Die Hamas lehnt die Entwaffnung bislang ab. Experten warnen zudem vor den Herausforderungen durch rund 60 Millionen Tonnen Schutt, wie «SRF»-Korrespondenten berichten.
Kosten und Finanzierung des Projekts bleiben unklar. Eine Investorenkonferenz in Washington stehe bevor, kündigte Kushner an, berichtet «dpa-AFX».
Sicherheitsrisiken und Kritik belasten Kushners Gaza-Wiederaufbauplan
Sicherheitsrisiken und Blindgänger erschweren die Umsetzung des Plans. Politische Konflikte belasten das Projekt zusätzlich, warnt «Y Net Global».
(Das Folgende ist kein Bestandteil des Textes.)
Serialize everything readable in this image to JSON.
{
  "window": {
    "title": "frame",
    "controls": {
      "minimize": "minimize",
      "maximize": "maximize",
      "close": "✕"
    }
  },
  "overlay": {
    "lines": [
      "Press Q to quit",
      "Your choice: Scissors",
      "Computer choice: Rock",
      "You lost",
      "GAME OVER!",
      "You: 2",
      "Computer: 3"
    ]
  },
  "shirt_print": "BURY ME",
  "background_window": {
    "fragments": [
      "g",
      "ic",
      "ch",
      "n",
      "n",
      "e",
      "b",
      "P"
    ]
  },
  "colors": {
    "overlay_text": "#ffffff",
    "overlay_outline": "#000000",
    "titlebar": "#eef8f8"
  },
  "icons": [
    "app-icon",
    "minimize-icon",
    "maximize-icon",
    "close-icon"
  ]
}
Trumps frühere Vision, den Gazastreifen in eine Art «Riviera des Nahen Ostens» zu verwandeln, stiess im vergangenen Jahr auf Kritik. SRF-Experten verweisen darauf, dass Palästinenser und internationale Beobachter das Projekt als unrealistisch und problematisch bewerteten.

Der Wiederaufbauplan erinnert an grosse Immobilienprojekte. SRF-Experten betonen weiter, dass die Finanzierung und langfristige Lebensbedingungen für die Bevölkerung noch ungeklärt bleiben.